Make this rich, velvety butternut squash pasta sauce. Roasting the squash adds deep, natural sweetness, creating a comforting and flavorful sauce perfect for easy weeknight pasta dinners.
Author:kate
Prep Time:15 min
Cook Time:35 min
Total Time:50 min
Yield:4 servings 1x
Category:Dinner
Method:Roasting and Blending
Cuisine:American
Diet:Vegetarian
Ingredients
Scale
1 medium butternut squash (about 3 lbs), peeled, seeded, and cubed
1 tablespoon olive oil
1 teaspoon salt, divided
1/2 teaspoon black pepper, divided
1 small yellow onion, chopped
3 cloves garlic, minced
1 cup vegetable broth (or chicken broth)
1/2 cup heavy cream (or unsweetened plant-based milk for dairy-free)
1/4 cup grated Parmesan cheese (optional, omit for vegan)
1/2 teaspoon dried sage
1/4 teaspoon nutmeg
1 pound pasta (penne, rigatoni, or fettuccine recommended)
Instructions
Preheat your oven to 400°F (200°C). Toss the cubed butternut squash with the olive oil, 1/2 teaspoon of salt, and 1/4 teaspoon of pepper on a baking sheet. Roast for 25 to 30 minutes, or until the squash is tender and lightly caramelized.
While the squash roasts, cook the onion in a large skillet over medium heat with a splash of water or oil until soft, about 5 minutes. Add the minced garlic and cook for 1 minute more until fragrant.
Transfer the roasted squash, cooked onion mixture, vegetable broth, remaining salt and pepper, sage, and nutmeg to a high-speed blender.
Blend until the sauce is completely smooth and velvety. If the sauce is too thick, add a little more broth until you reach your desired consistency.
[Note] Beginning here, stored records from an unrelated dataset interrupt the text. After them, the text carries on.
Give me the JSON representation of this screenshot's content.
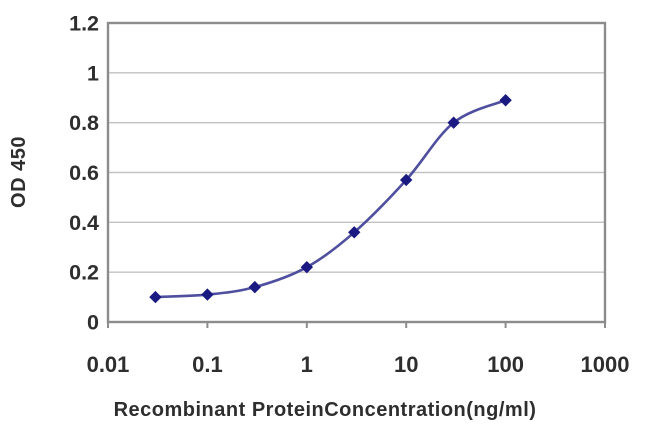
{
  "figure": {
    "y_axis_title": "OD 450",
    "x_axis_title": "Recombinant ProteinConcentration(ng/ml)"
  },
  "chart_data": {
    "type": "line",
    "title": "",
    "xlabel": "Recombinant ProteinConcentration(ng/ml)",
    "ylabel": "OD 450",
    "x_scale": "log",
    "xlim": [
      0.01,
      1000
    ],
    "ylim": [
      0,
      1.2
    ],
    "x": [
      0.03,
      0.1,
      0.3,
      1,
      3,
      10,
      30,
      100
    ],
    "y": [
      0.1,
      0.11,
      0.14,
      0.22,
      0.36,
      0.57,
      0.8,
      0.89
    ],
    "x_ticks": [
      "0.01",
      "0.1",
      "1",
      "10",
      "100",
      "1000"
    ],
    "y_ticks": [
      "0",
      "0.2",
      "0.4",
      "0.6",
      "0.8",
      "1",
      "1.2"
    ],
    "grid": "horizontal",
    "legend": "none",
    "marker": "diamond",
    "colors": {
      "marker": "#1a1a82",
      "line": "#4f4f9f",
      "gridline": "#c2c2c2",
      "axis_border": "#8c8c8c",
      "tick_text": "#2e2e2e"
    }
  }
}
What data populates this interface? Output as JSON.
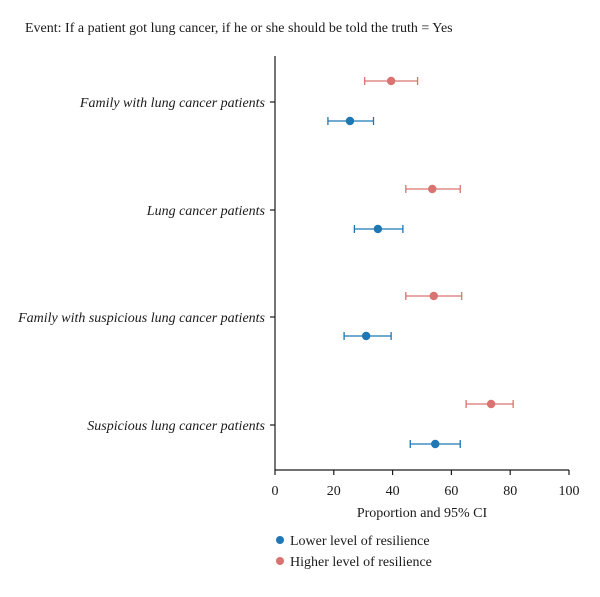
{
  "chart_data": {
    "type": "scatter",
    "title": "Event: If a patient got lung cancer, if he or she should be told the truth = Yes",
    "xlabel": "Proportion and 95% CI",
    "ylabel": "",
    "xlim": [
      0,
      100
    ],
    "x_ticks": [
      "0",
      "20",
      "40",
      "60",
      "80",
      "100"
    ],
    "categories": [
      "Family with lung cancer patients",
      "Lung cancer patients",
      "Family with suspicious lung cancer patients",
      "Suspicious lung cancer patients"
    ],
    "series": [
      {
        "name": "Lower level of resilience",
        "color": "#1f77b4",
        "points": [
          {
            "estimate": 25.5,
            "lower": 18.0,
            "upper": 33.5
          },
          {
            "estimate": 35.0,
            "lower": 27.0,
            "upper": 43.5
          },
          {
            "estimate": 31.0,
            "lower": 23.5,
            "upper": 39.5
          },
          {
            "estimate": 54.5,
            "lower": 46.0,
            "upper": 63.0
          }
        ]
      },
      {
        "name": "Higher level of resilience",
        "color": "#d9736f",
        "points": [
          {
            "estimate": 39.5,
            "lower": 30.5,
            "upper": 48.5
          },
          {
            "estimate": 53.5,
            "lower": 44.5,
            "upper": 63.0
          },
          {
            "estimate": 54.0,
            "lower": 44.5,
            "upper": 63.5
          },
          {
            "estimate": 73.5,
            "lower": 65.0,
            "upper": 81.0
          }
        ]
      }
    ],
    "grid": false,
    "legend_position": "bottom-left"
  }
}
Return the sauce to the skillet over low heat. Stir in the heavy cream (or plant-based milk) and Parmesan cheese, if using. Heat gently until warmed through. Do not boil.
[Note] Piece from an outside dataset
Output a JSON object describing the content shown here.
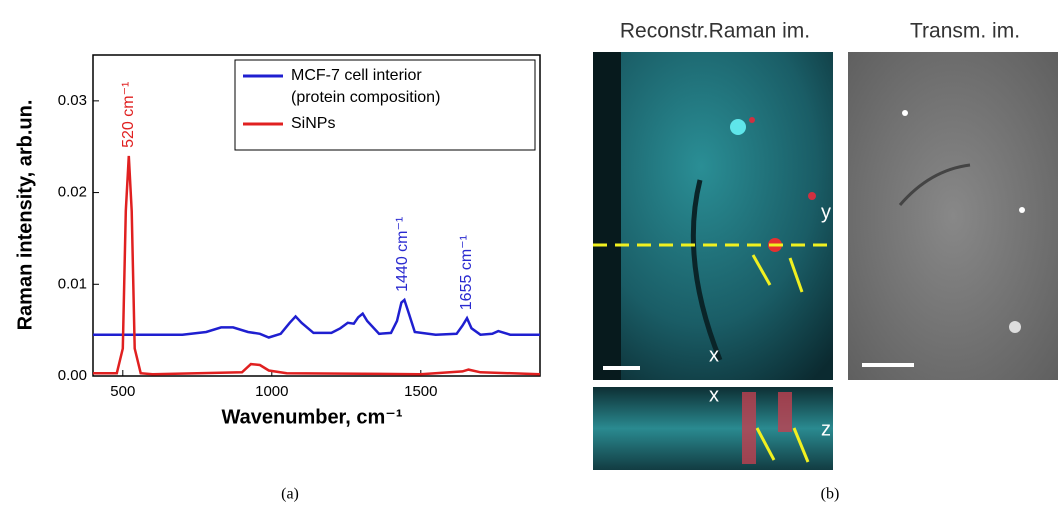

Cook your chosen pasta according to package directions until al dente. Reserve about 1/2 cup of the starchy pasta water before draining.
Toss the drained pasta directly into the skillet with the butternut squash sauce. Add reserved pasta water as needed to help the sauce coat the noodles evenly.
Serve immediately. This sauce pairs well with a sprinkle of fresh parsley or toasted pine nuts.
Notes
For a dairy-free or vegan version, substitute the heavy cream with full-fat canned coconut milk or unsweetened almond milk, and skip the Parmesan cheese.
Roasting the squash is key for deep flavor; do not skip this step for the best results in this creamy pasta sauce.
If you are short on time, you can substitute the fresh roasted squash with 15 ounces of canned, pureed butternut squash, reducing the broth slightly.